When I was growing up it was different world. Safer in some ways—we seemed to have fewer sexual predators—but unsafer in others.
I used to work on the municipal pool crew. I was about eleven. We had to add alkali and chlorine to the pool. Not the pool’s pump system.
The actual pool.
We would take out a little sampler kit, add drops, and determine whether the ph was too acidic or basic. Then we would go get an old coffee can, fill it with either chlorine or alkali, and add it directly to the pool as we walked around its perimeter.
We would do it during operation hours too.
We’d just tell the little kids to swim back a ways.
It’s amazing how much the ph of a body of water can change based on how many bodies are in it. Of course, in those days the community pool was also pretty much the community bathtub.
In any event, when we added the chemicals, the stuff would splash back occasionally. I still have little white spots in my tan every summer where my skin was fried.
Back then, it was no problem having a job at the tender age of eleven as long as you observed the simple expedient of not getting paid.
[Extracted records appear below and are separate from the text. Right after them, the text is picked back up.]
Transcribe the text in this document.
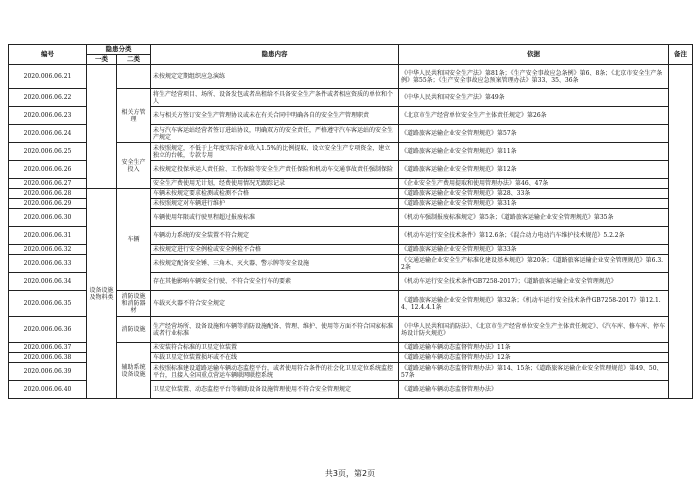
编号	隐患分类		隐患内容	依据	备注
	一类	二类			
2020.006.06.21			未按规定定期组织应急演练	《中华人民共和国安全生产法》第81条；《生产安全事故应急条例》第6、8条；《北京市安全生产条例》第55条；《生产安全事故应急预案管理办法》第33、35、36条	
2020.006.06.22		相关方管理	将生产经营项目、场所、设备发包或者出租给不具备安全生产条件或者相应资质的单位和个人	《中华人民共和国安全生产法》第49条	
2020.006.06.23			未与相关方签订安全生产管理协议或未在有关合同中明确各自的安全生产管理职责	《北京市生产经营单位安全生产主体责任规定》第26条	
2020.006.06.24			未与汽车客运站经营者签订进站协议，明确双方的安全责任，严格遵守汽车客运站的安全生产规定	《道路旅客运输企业安全管理规范》第57条	
2020.006.06.25		安全生产投入	未按照规定，不低于上年度实际营业收入1.5%的比例提取、设立安全生产专项资金，建立独立的台帐，专款专用	《道路旅客运输企业安全管理规范》第11条	
2020.006.06.26			未按规定投保承运人责任险、工伤保险等安全生产责任保险和机动车交通事故责任强制保险	《道路旅客运输企业安全管理规范》第12条	
2020.006.06.27			安全生产费使用无计划，经费使用情况无跟踪记录	《企业安全生产费用提取和使用管理办法》第46、47条	
2020.006.06.28	设备设施及物料类	车辆	车辆未按规定要求检测或检测不合格	《道路旅客运输企业安全管理规范》第28、33条	
2020.006.06.29			未按照规定对车辆进行维护	《道路旅客运输企业安全管理规范》第31条	
2020.006.06.30			车辆使用年限或行驶里程超过报废标准	《机动车强制报废标准规定》第5条；《道路旅客运输企业安全管理规范》第35条	
2020.006.06.31			车辆动力系统的安全装置不符合规定	《机动车运行安全技术条件》第12.6条；《混合动力电动汽车维护技术规范》5.2.2条	
2020.006.06.32			未按规定进行安全例检或安全例检不合格	《道路旅客运输企业安全管理规范》第33条	
2020.006.06.33			未按规定配备安全锤、三角木、灭火器、警示牌等安全设施	《交通运输企业安全生产标准化建设基本规范》第20条；《道路旅客运输企业安全管理规范》第6.3.2条	
2020.006.06.34			存在其他影响车辆安全行驶、不符合安全行车的要素	《机动车运行安全技术条件GB7258-2017》；《道路旅客运输企业安全管理规范》	
2020.006.06.35		消防设施和消防器材	车载灭火器不符合安全规定	《道路旅客运输企业安全管理规范》第32条；《机动车运行安全技术条件GB7258-2017》第12.1.4、12.4.4.1条	
2020.006.06.36		消防设施	生产经营场所、设备设施和车辆等消防设施配备、管理、维护、使用等方面不符合国家标准或者行业标准	《中华人民共和国消防法》、《北京市生产经营单位安全生产主体责任规定》、《汽车库、修车库、停车场设计防火规范》	
2020.006.06.37		辅助系统设备设施	未安装符合标准的卫星定位装置	《道路运输车辆动态监督管理办法》11条	
2020.006.06.38			车载卫星定位装置损坏或不在线	《道路运输车辆动态监督管理办法》12条	
2020.006.06.39			未按照标准建设道路运输车辆动态监控平台，或者使用符合条件的社会化卫星定位系统监控平台，且接入全国重点营运车辆联网联控系统	《道路运输车辆动态监督管理办法》第14、15条；《道路旅客运输企业安全管理规范》第49、50、57条	
2020.006.06.40			卫星定位装置、动态监控平台等辅助设备设施管理使用不符合安全管理规定	《道路运输车辆动态监督管理办法》	
共3页，第2页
Cash that is.
We were allowed all the popsicles and candy we could eat. We kids thought we were in heaven. The pool manager, whose job we were doing, had slave labor eight hours a day for the price of a few Pushups and Frozen Snickers.
A different time.
It was a time when no one even questioned the inherently unsanitary aspects of, say, bobbing for apples.
And shampooing was more rare than bathing in the fifties. Greasy-headed kids were the norm.
Yet it somehow never occurred to us that plunging headfirst, and slavering and spitty mouth open, into a giant bucket to try to grab apples with our crusty teeth, might not be the best way to prevent the spread of childhood diseases.
I’m guessing if we’d called it “bobbing for head lice” the pin-the-tail-on-the-donkey with a rusty nail game would have had more takers.